Today’s durable student-scientist-teacher partnerships have evolved from yesterday’s one-shot visiting-scientist programs. Lessons learned about the strengths and weaknesses in elementary classrooms have improved and refined the way educators think about these partnerships. Little research exists to document short-term scientists' effectiveness in classroom programs (Larson, Liston, Thiry, & Graf, 2007). The assumption is that a visit from a scientist will improve children’s perceptions of scientists. Bozdin and Gerhinger (2001) and Flick (1990) reported that visiting scientists decreased stereotypical beliefs about scientists. However, Buck, Leslie-Pelecky & Kirby (2002) reported no change in students’ stereotypical images of scientists when three female scientists visited an upper elementary classroom. Farland-Smith (2009) found that interactions with various scientists over a week-long period at a science camp demonstrated a positive impact on middle school girls’ perceptions of scientists. Grossman & Farland-Smith (2020) evaluated the impact of virtual, discussion-based interactions with five scientists on middle school students’ perceptions of scientists. They discovered through technology students’ perceptions of what scientists do, where scientists work, and what scientists look like could be broadened. Therefore, classroom technologies may have opened up new opportunities for disrupting scientists' problematic stereotypes and have supported students in developing more expansive perceptions of science and scientists. Therefore, the kinds of visits and relationships between students, scientists, and teachers can be multifaceted and effective in providing benefits for all involved and thus, worthy of investigation.

Key Terms in this Chapter

Elementary School: Formalized education between the ages of 5-10.

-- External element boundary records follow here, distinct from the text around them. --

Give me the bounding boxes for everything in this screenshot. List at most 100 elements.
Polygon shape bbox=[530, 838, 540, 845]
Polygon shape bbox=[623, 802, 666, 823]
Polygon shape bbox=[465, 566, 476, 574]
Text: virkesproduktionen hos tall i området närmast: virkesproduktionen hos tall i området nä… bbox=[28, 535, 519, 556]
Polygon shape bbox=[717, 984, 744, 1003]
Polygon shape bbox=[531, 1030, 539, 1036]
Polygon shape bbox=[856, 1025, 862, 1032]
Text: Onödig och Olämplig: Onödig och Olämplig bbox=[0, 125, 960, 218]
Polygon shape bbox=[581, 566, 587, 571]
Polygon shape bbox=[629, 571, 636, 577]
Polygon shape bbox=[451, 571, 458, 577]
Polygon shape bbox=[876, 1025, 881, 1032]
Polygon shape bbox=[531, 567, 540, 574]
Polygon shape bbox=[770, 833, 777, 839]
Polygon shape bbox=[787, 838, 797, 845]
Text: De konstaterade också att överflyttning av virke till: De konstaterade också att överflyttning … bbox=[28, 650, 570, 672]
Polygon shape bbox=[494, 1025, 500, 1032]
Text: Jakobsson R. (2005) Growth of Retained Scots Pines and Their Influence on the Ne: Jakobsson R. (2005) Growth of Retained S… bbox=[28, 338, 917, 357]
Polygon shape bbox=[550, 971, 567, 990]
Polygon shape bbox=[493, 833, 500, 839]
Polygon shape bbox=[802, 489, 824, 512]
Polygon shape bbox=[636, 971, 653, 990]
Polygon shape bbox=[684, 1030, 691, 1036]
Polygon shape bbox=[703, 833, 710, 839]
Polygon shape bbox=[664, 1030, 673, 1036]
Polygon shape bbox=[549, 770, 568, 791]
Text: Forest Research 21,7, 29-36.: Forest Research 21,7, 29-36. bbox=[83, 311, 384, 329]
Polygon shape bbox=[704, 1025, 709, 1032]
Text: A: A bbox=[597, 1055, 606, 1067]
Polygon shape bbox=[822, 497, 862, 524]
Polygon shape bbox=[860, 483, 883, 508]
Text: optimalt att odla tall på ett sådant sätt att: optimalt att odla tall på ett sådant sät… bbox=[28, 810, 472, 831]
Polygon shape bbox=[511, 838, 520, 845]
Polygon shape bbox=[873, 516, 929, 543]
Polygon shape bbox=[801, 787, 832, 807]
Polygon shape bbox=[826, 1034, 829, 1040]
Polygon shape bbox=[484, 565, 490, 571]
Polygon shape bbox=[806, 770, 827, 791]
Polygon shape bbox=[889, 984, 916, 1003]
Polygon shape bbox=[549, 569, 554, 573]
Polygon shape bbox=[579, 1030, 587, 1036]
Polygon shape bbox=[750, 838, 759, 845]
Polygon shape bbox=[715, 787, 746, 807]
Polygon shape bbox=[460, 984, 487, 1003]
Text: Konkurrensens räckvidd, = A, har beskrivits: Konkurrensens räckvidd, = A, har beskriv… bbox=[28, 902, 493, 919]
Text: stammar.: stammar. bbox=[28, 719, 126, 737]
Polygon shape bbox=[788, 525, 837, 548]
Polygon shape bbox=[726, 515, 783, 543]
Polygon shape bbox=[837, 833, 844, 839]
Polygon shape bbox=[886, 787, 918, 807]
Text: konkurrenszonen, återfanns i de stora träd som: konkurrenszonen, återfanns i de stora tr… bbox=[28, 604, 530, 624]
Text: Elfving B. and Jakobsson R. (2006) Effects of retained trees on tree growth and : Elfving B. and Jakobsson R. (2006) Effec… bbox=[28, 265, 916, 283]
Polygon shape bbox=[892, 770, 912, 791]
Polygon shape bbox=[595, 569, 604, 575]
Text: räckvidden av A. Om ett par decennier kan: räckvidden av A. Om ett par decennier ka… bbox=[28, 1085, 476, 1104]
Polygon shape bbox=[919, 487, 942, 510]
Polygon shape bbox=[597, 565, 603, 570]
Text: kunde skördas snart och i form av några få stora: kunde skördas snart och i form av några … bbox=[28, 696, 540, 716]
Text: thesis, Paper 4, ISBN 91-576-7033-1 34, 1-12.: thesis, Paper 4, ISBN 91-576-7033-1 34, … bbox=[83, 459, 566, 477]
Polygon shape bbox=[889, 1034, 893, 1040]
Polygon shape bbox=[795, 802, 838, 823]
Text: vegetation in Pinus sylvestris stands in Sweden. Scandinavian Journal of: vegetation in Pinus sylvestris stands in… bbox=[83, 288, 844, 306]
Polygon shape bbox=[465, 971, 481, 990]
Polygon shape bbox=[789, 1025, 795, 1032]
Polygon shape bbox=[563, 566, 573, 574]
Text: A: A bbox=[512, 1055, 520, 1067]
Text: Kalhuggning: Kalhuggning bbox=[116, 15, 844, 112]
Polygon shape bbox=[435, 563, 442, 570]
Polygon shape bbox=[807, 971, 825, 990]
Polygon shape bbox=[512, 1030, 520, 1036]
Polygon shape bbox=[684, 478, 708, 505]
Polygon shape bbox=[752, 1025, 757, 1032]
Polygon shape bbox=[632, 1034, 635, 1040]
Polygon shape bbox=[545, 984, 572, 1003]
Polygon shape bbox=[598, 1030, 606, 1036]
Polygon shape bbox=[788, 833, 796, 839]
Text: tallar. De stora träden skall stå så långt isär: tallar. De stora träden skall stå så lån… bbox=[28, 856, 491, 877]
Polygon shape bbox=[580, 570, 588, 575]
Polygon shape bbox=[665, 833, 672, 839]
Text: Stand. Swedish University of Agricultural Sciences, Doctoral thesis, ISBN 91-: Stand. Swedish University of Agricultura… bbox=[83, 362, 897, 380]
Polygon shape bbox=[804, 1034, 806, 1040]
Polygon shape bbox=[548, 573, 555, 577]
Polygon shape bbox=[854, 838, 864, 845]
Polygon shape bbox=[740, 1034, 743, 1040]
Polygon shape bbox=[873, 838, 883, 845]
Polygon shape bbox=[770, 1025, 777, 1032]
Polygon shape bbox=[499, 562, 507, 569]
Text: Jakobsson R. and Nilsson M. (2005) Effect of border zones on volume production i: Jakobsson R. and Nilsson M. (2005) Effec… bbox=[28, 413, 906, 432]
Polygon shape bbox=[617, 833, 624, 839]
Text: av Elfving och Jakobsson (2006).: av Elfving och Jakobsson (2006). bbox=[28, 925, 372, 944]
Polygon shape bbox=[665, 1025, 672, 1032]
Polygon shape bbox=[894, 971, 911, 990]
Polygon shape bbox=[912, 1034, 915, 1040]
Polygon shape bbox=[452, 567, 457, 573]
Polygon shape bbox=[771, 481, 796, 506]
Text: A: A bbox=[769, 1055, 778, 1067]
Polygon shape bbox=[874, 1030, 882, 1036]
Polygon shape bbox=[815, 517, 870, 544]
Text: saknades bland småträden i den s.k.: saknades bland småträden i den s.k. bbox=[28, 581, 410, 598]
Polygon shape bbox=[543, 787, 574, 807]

Knowledgeable Other: An individual who serves as “the teacher” and dispenses knowledge to others.

Zone of Proximal Development: The distance between the actual developmental level (determined by independent problem solving) and the level of potential development (determined through problem solving) under guidance from an adult/teacher or in collaboration with more capable peers.

Visiting Scientists: Individuals who may be professional scientists or non-professional scientists and visit classrooms to share their knowledge.

Science Vocabulary: Words and or language specific to the discipline of science.

Triad: Triads are systems of three parties in which each party interacts directly and reciprocally with another party and can also operate as an intermediary between the other two parties.

Student-Scientist-Teacher Partnership: Integrative partnerships in which students, teachers, and scientists are involved and benefit.